Что такое жест? Бесценная подсказка содержится в наблюдении Варрона{25}. Он относит жест к сфере действия, но чётко отделяет его от исполнения (agere) и от создания (facere).
Можно на деле что-то создавать и не исполнять это, как поэт создаёт драму, но не исполняет её [agere в смысле «исполнения роли»]: напротив, актёр исполняет драму, но не создаёт её. Аналогичным образом, драма создаётся [fit], но не исполняется [agitur] поэтом; исполняется, но не создаётся актёром. С другой стороны, imperator [должностное лицо, облечённое верховной властью], в отношении которого используется выражение res gerere [нести что-то, в значении «браться за что-то», «принимать на себя полную ответственность за что-то»], в данном смысле не создаёт, не исполняет, но gerit[41], выдерживает [sustinet] (“De lingua latina”[42]. VI, VIII, 77).
Характерной чертой жеста является то, что он не производит и не исполняет, а принимает на себя и несёт на себе. То есть жест открывает «этос»[43] как наиболее характерную человеческую сферу. Но в каком смысле действие здесь берут на себя и несут на себе? В каком смысле res становится res gesta[44], простой факт событием? У Варрона различие между facere и agere в итоговом анализе происходит из Аристотеля. В известном фрагменте из «Никомаховой этики» он противопоставляет их следующим образом: «Творчество (poiesis) и поступки (praxis) – это разные вещи.
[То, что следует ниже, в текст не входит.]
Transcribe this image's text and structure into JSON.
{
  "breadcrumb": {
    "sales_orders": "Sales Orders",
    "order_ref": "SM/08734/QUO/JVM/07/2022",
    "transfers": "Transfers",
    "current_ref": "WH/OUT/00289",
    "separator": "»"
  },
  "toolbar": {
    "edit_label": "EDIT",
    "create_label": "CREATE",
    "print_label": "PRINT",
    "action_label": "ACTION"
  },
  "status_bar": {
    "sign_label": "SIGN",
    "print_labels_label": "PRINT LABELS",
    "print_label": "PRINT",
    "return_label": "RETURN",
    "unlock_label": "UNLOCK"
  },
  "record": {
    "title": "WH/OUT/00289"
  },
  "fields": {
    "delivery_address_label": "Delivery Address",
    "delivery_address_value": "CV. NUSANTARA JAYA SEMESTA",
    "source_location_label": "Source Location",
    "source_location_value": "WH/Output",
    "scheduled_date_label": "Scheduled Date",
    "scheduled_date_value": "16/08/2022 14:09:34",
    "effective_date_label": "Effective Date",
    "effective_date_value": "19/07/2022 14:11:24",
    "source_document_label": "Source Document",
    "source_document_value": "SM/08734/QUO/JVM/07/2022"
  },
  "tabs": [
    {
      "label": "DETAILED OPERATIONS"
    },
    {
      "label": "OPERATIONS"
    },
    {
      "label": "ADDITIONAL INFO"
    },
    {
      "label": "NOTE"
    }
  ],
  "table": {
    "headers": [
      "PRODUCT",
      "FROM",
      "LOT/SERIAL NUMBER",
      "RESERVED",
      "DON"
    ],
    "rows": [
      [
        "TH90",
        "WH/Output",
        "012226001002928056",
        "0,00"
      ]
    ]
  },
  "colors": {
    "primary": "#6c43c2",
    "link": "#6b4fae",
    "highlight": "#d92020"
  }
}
Цель творчества отлична от него [самого], а цель поступка, видимо, нет, ибо здесь целью является само благо-получение в поступке» (VI, 1140b){26}. Новым является определение третьего рода действия, помимо этих двух: если создание – это средство, направленное на цель, а практика – это цель без средств, то жест разрушает ложную альтернативу между целями и средствами, парализующую мораль, и представляет средства, которые как таковые, избавляясь от посредничающего положения, не становятся при этом целями.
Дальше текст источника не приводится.